Independently, and using different complementary methods, the Schroder laboratory likewise reports evidence for direct binding of MCC950 to the ATP-binding region within the NACHT domain as the mechanistic basis of its inhibition of NLRP3 (ref. ²). The authors used a drug affinity responsive target stability (DARTS) approach, which reveals small-molecule–protein interactions through protection from proteolysis. MCC950 protected NLRP3 in both its inactive and activated state, indicating that inhibitor binding does not require activation, while wash-out experiments suggested that it is reversible. As only the central NACHT domain of NLRP3 was stabilized in DARTS assays when expressed in cells, this domain turned out to be the likely target. Using a sophisticated photoaffinity labeling strategy, these authors provide evidence for direct binding of MCC950. This is confirmed by surface plasmon resonance with an immobilized recombinant version of NLRP3, which determined an affinity in the nanomolar range with a rapid off-rate. Mutations in the Walker B ATP hydrolysis motif mitigated protection from proteolysis, suggesting proximal binding of the compound. However, MCC950 did not compete with ATP for NLRP3 binding, yet suppressed ATP hydrolysis. Importantly, when the NLRP3 NACHT domain was swapped with that of the related protein NLRP12, MCC950 no longer protected NLRP3 from proteolysis, emphasizing a highly specific interaction between MCC950 and this domain.
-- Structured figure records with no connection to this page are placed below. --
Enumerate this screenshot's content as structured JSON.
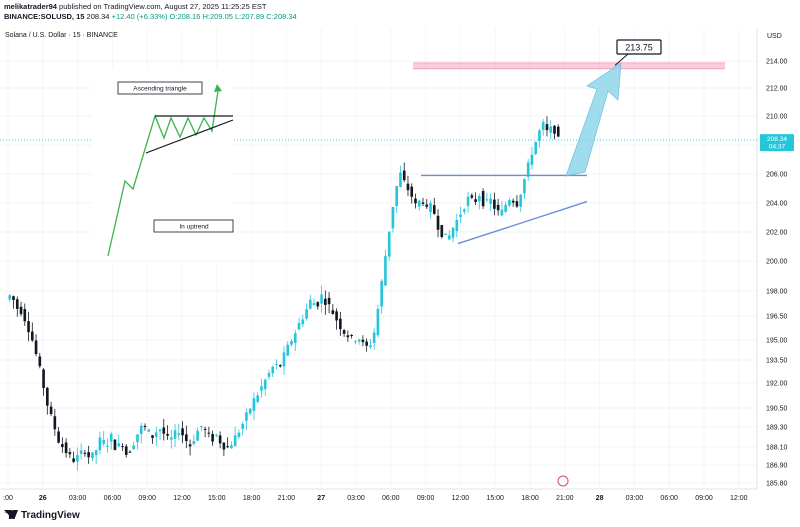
{
  "header": {
    "publisher": "melikatrader94",
    "published_text": "published on TradingView.com, August 27, 2025 11:25:25 EST",
    "symbol": "BINANCE:SOLUSD, 15",
    "last": "208.34",
    "change": "+12.40 (+6.33%)",
    "ohlc": "O:208.16 H:209.05 L:207.89 C:208.34"
  },
  "chart_data": {
    "type": "candlestick",
    "title": "Solana / U.S. Dollar · 15 · BINANCE",
    "currency": "USD",
    "x_ticks": [
      ":00",
      "26",
      "03:00",
      "06:00",
      "09:00",
      "12:00",
      "15:00",
      "18:00",
      "21:00",
      "27",
      "03:00",
      "06:00",
      "09:00",
      "12:00",
      "15:00",
      "18:00",
      "21:00",
      "28",
      "03:00",
      "06:00",
      "09:00",
      "12:00"
    ],
    "y_ticks": [
      "214.00",
      "212.00",
      "210.00",
      "208.00",
      "206.00",
      "204.00",
      "202.00",
      "200.00",
      "198.00",
      "196.50",
      "195.00",
      "193.50",
      "192.00",
      "190.50",
      "189.30",
      "188.10",
      "186.90",
      "185.80"
    ],
    "last_price_label": "208.34",
    "countdown_label": "04:37",
    "target_label": "213.75",
    "target_price": 213.75,
    "resistance_price": 205.9,
    "inset_labels": {
      "pattern": "Ascending triangle",
      "trend": "In uptrend"
    },
    "price_path": [
      197.5,
      197.8,
      197.0,
      196.8,
      196.0,
      195.0,
      193.5,
      192.0,
      190.5,
      189.5,
      188.5,
      188.0,
      187.5,
      187.2,
      187.6,
      187.9,
      187.3,
      187.8,
      188.6,
      188.2,
      188.7,
      187.9,
      188.5,
      187.5,
      188.2,
      188.9,
      189.4,
      189.0,
      188.7,
      189.3,
      188.9,
      188.4,
      188.8,
      189.2,
      188.6,
      188.2,
      188.8,
      189.4,
      189.0,
      188.5,
      188.8,
      188.3,
      188.0,
      188.4,
      188.9,
      189.5,
      190.2,
      190.9,
      191.4,
      192.0,
      192.6,
      193.2,
      193.0,
      194.0,
      194.8,
      195.5,
      196.2,
      196.8,
      197.5,
      197.1,
      197.7,
      197.3,
      196.8,
      196.2,
      195.6,
      195.3,
      195.0,
      195.2,
      194.6,
      194.4,
      195.5,
      197.5,
      200.0,
      202.5,
      204.8,
      206.0,
      205.2,
      204.6,
      203.7,
      204.4,
      203.5,
      203.9,
      202.5,
      201.8,
      201.5,
      202.3,
      203.0,
      203.7,
      204.4,
      204.0,
      204.6,
      203.8,
      204.3,
      203.6,
      203.2,
      203.9,
      204.5,
      203.8,
      204.9,
      206.2,
      207.5,
      208.5,
      209.5,
      208.8,
      209.3,
      208.34
    ]
  }
}
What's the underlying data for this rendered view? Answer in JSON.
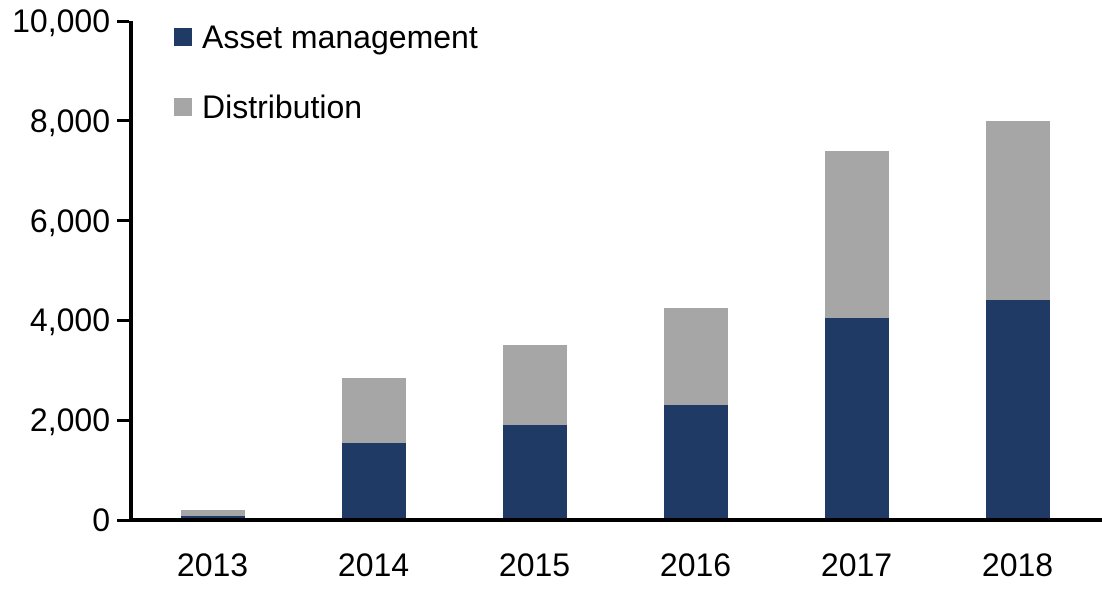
{
  "chart_data": {
    "type": "bar",
    "stacked": true,
    "title": "",
    "xlabel": "",
    "ylabel": "",
    "categories": [
      "2013",
      "2014",
      "2015",
      "2016",
      "2017",
      "2018"
    ],
    "series": [
      {
        "name": "Asset management",
        "color": "#1F3A64",
        "values": [
          80,
          1550,
          1900,
          2300,
          4050,
          4400
        ]
      },
      {
        "name": "Distribution",
        "color": "#A6A6A6",
        "values": [
          130,
          1300,
          1600,
          1950,
          3350,
          3600
        ]
      }
    ],
    "stack_totals": [
      210,
      2850,
      3500,
      4250,
      7400,
      8000
    ],
    "ylim": [
      0,
      10000
    ],
    "ytick_step": 2000,
    "ytick_labels": [
      "0",
      "2,000",
      "4,000",
      "6,000",
      "8,000",
      "10,000"
    ],
    "grid": false,
    "legend_position": "top-left",
    "axis_color": "#000000",
    "text_color": "#000000",
    "background_color": "#FFFFFF"
  }
}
These two studies jointly identify MCC950 as a direct NLRP3 inhibitor by reversibly binding to the Walker B ATP-hydrolysis motif of its NACHT domain and maintaining or inducing a closed, inactive conformation. Together with a recently published report on the reversible NLRP3 inhibitor CY-09, which instead binds the Walker A motif of the NACHT domain¹⁰, these studies suggest that the ATP-binding domain of NLRP3 is the primary druggable site for modulation of inflammasome activity. These insights provide a basis for the rational development of new, superior NLRP3-inhibiting compounds to target this inflammasome in conditions of acute and chronic inflammation and connected pathologies.